Él alzó una ceja, interesado.

-Previsora desde pequeña, ¿eh? ¿Y has pensado en algo en particular?

Hice una pausa deliberada, como si estuviera escogiendo mis palabras con cuidado. Eugen tenía un don para escuchar, pero también para leer entre líneas.

-Me gustaría ser la consejera de la emperatriz.

Por un instante, sus ojos azules se abrieron un poco más, claramente sorprendido por mi respuesta. Luego, una chispa de orgullo iluminó su expresión.

-Ambiciosa, ¿eh, pequeña? Bueno, quizás si logras causar una buena impresión ahora, la Kaiserin te reserve un puesto importante en el futuro.

Sonreí para mis adentros. Eugen siempre tenía esa habilidad de hacer que incluso las ideas más improbables parecieran posibles.

El sonido de nuestros pasos resonaba suavemente mientras nos dirigíamos a la terraza del palacio. El aire frío nos recibió con un leve estremecimiento, pero la vista lo compensaba: los jardines cubiertos de nieve relucían bajo los rayos dorados del sol de la tarde. Era un espectáculo casi mágico, como si el mundo entero estuviera congelado en un instante de perfección.

Eugen se apoyó en la barandilla de hierro forjado y me lanzó una mirada curiosa.

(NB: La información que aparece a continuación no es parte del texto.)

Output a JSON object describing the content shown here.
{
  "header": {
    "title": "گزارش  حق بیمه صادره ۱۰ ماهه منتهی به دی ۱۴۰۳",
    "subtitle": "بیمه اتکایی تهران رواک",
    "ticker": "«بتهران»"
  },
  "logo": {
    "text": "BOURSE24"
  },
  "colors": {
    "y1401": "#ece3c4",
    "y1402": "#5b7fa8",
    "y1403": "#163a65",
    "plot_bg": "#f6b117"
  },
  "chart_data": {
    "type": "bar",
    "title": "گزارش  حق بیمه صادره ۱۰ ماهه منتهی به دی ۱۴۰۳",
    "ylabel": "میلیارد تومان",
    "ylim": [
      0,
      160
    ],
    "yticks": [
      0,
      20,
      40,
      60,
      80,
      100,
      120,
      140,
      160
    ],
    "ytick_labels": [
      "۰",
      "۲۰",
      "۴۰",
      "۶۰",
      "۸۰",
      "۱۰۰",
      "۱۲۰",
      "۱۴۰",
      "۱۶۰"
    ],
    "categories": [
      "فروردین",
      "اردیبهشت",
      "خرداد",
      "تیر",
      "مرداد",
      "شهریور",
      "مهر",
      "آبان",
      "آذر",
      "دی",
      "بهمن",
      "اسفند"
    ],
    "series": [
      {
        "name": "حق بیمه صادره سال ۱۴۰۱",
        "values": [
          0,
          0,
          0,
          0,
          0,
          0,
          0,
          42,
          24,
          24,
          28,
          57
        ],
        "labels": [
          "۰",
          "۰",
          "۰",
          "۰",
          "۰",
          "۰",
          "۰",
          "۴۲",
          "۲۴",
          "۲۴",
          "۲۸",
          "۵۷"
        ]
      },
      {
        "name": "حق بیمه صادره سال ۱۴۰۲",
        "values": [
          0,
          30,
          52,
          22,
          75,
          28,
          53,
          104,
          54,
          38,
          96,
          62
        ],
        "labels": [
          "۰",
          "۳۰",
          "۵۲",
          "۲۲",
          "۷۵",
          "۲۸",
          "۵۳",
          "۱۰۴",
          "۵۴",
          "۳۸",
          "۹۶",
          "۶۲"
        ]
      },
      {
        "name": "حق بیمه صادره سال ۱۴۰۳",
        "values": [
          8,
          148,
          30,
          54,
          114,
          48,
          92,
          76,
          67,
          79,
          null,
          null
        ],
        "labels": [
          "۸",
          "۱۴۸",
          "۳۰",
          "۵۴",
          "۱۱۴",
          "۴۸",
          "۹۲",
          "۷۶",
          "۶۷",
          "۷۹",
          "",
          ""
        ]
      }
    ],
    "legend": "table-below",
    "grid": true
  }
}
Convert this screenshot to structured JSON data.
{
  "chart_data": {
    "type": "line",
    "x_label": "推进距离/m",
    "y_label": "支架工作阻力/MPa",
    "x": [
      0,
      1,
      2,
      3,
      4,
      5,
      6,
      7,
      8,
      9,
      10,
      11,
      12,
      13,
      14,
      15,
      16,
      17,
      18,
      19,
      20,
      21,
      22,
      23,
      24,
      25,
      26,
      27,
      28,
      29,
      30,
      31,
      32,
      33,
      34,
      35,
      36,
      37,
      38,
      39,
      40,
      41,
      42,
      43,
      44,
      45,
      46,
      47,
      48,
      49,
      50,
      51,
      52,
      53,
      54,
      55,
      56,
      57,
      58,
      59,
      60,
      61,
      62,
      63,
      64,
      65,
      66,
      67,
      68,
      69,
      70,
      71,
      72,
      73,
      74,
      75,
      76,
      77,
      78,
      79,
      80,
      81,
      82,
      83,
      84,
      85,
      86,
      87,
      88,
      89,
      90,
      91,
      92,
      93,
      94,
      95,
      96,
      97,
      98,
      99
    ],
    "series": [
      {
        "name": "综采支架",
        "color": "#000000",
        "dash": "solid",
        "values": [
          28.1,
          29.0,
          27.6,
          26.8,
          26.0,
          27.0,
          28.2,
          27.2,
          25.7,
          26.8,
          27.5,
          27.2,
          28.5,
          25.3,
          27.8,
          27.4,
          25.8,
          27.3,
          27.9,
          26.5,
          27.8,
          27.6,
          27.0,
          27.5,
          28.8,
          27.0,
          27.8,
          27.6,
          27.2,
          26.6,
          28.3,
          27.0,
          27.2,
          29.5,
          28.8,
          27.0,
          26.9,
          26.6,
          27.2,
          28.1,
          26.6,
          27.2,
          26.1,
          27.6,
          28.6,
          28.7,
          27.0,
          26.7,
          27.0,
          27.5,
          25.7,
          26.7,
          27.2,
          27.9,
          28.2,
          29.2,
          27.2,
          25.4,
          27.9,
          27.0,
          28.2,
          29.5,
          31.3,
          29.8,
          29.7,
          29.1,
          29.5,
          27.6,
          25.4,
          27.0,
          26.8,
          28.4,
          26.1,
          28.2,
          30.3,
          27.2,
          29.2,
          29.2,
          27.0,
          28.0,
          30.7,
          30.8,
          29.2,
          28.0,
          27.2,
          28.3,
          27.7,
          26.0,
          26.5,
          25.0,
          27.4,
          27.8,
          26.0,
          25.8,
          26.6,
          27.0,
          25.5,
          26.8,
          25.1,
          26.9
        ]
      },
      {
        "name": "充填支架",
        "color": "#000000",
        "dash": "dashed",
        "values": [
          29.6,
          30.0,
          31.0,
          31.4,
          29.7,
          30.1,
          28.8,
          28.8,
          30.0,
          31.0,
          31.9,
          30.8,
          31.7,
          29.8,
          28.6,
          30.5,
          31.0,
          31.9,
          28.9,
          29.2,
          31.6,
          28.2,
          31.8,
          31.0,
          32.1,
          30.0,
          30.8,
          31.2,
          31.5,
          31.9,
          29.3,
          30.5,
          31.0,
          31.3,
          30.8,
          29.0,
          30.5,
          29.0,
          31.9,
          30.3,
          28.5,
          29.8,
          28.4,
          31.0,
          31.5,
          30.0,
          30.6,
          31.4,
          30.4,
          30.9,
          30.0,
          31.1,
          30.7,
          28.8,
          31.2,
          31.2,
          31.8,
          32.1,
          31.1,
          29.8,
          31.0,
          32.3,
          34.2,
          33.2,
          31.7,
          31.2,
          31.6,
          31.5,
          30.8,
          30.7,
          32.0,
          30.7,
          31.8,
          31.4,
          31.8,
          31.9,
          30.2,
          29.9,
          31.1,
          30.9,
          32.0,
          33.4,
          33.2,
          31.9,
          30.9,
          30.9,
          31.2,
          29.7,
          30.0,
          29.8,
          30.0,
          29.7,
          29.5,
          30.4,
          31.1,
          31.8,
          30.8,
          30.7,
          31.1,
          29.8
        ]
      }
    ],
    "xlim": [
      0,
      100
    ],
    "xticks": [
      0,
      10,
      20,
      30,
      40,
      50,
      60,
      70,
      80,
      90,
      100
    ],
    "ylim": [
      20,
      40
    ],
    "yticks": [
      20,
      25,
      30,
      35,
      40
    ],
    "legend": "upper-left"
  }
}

-¿Qué harías si fueras consejera?

Su tono era ligero, pero había una seriedad implícita en la pregunta. Me tomé un momento para responder, buscando el equilibrio entre sinceridad y precaución.

-Asegurarme de que el Imperio no caiga en las mismas trampas de siempre. Evitar las guerras, fortalecer nuestras alianzas y... hacer lo que sea necesario para protegernos.

Mi tono se volvió más serio al final, casi sin quererlo. Eugen me observó en silencio, evaluando mis palabras. Finalmente, sonrió.

-Un enfoque pragmático. Nada mal para alguien de tu edad. Pero recuerda, Tanya, no todo en la vida es política o estrategia. A veces, entender a las personas es más importante que anticipar sus movimientos.

Le lancé una mirada divertida.

-¿Cómo tú entiendes a tus amigos?

La mención de su misterioso amigo, del que tanto hablaba pero que aún no había presentado, lo hizo reír entre dientes.

-Touché. Pero hablo en serio. Tienes tiempo, Tanya. No apresures las cosas. Aprende, observa y, cuando llegue el momento, actúa.

Sus palabras se quedaron conmigo mientras regresábamos al interior del palacio. Los grandes ventanales dejaban entrar la luz cálida de la tarde, bañando los pasillos en tonos dorados. Todo parecía tranquilo, casi perfecto, pero sabía que debajo de esa fachada se escondían las intrigas y las tensiones propias de un imperio.

Eugen tenía razón. Había tiempo. Y esta vez, con paciencia y astucia, tal vez podría cambiar el curso de la historia.

Y si no... bueno, al menos esta vez no tendría que enfrentarme a la miseria desde las trincheras.

Cuando regresamos al cálido interior del palacio, el murmullo de la música nos envolvió como una brisa suave. El salón estaba animado con un pequeño baile, un evento que parecía improvisado, pero perfectamente planeado para exhalar elegancia. Mi hermana de diez años giraba con gracia junto al hijo de un noble, sus mejillas encendidas por la emoción de una aparente conexión juvenil. Mis padres, por su parte, conversaban con un grupo de aristócratas, sus risas mesuradas y gestos calculados formando parte del intrincado juego social. 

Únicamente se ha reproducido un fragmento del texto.